The project, announced two years ago, is called the Hartford 400. It calls for the elimination of the massive freeway interchanges in Hartford and East Hartford, the construction of new bridges and tunnels, more green space, and the reconnection of North Hartford with downtown of the city, among others. stuff.
It’s a daunting effort: Preliminary estimates predict it will take 15 years and cost $17 billion. But part of that money is in the box.
With more than $6 million in the recently enacted Consolidated Appropriations Act, the project has attracted more than $10 million in public and private funding for economic analysis, preliminary engineering, and specific elements of the overall project.
With more federal infrastructure funding available, “this is becoming doable,” Hartford Mayor Luke Bronin said at a recent press conference where US Congressman John Larson, D-1st District, announced a federal allocation of $900,000 for the project.
In addition, the project’s breakthrough, by Hartford-native and Los Angeles-based urban designer Doug Suisman, has garnered much local acclaim and garnered two major awards this fall.
The potential benefits to the region are plentiful, said Larson, an ardent supporter, who listed them at the news conference: The project will open up large tracts of land in downtown Hartford and East Hartford for economic development and recreation; improve mobility and alleviate the worst traffic bottleneck in the State; repair dilapidated levees along the river to prevent a Katrina-like catastrophe; and improve air quality and public health.
Suisman said in a recent interview that along with funding, the keys to seeing a project off the ground are vision, leadership and a deadline.
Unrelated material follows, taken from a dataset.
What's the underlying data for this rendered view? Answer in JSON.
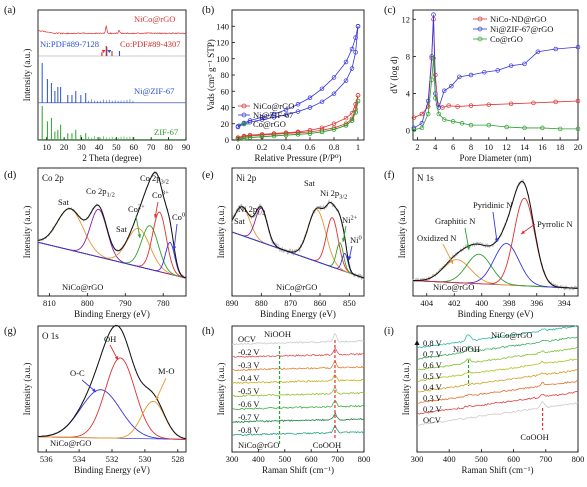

A deadline, Suisman said, helps focus effort and makes it easier to organize work. He cited as an example the preparations for the 2028 Olympic Games in Los Angeles, in which “everyone is working like crazy”. The deadline is in the title: It would be more than a little embarrassing if the city wasn’t ready to host the 2028 Games in 2028.
The deadline for the Hartford project is 2035, the city’s 400th anniversary, hence the name of the project. It is an ambitious deadline.
On leadership, the Governor and his Commissioners of Transportation and Economic Development must agree. Governor Ned Lamont has indicated his support for the bill, as has House Speaker Matt Ritter, D-Hartford. Larson has won the support of other members of the state congressional delegation.
But since many of the current staff will leave and be replaced over the course of a long project, it may be necessary to create an agency or authority to oversee the project, Suisman said.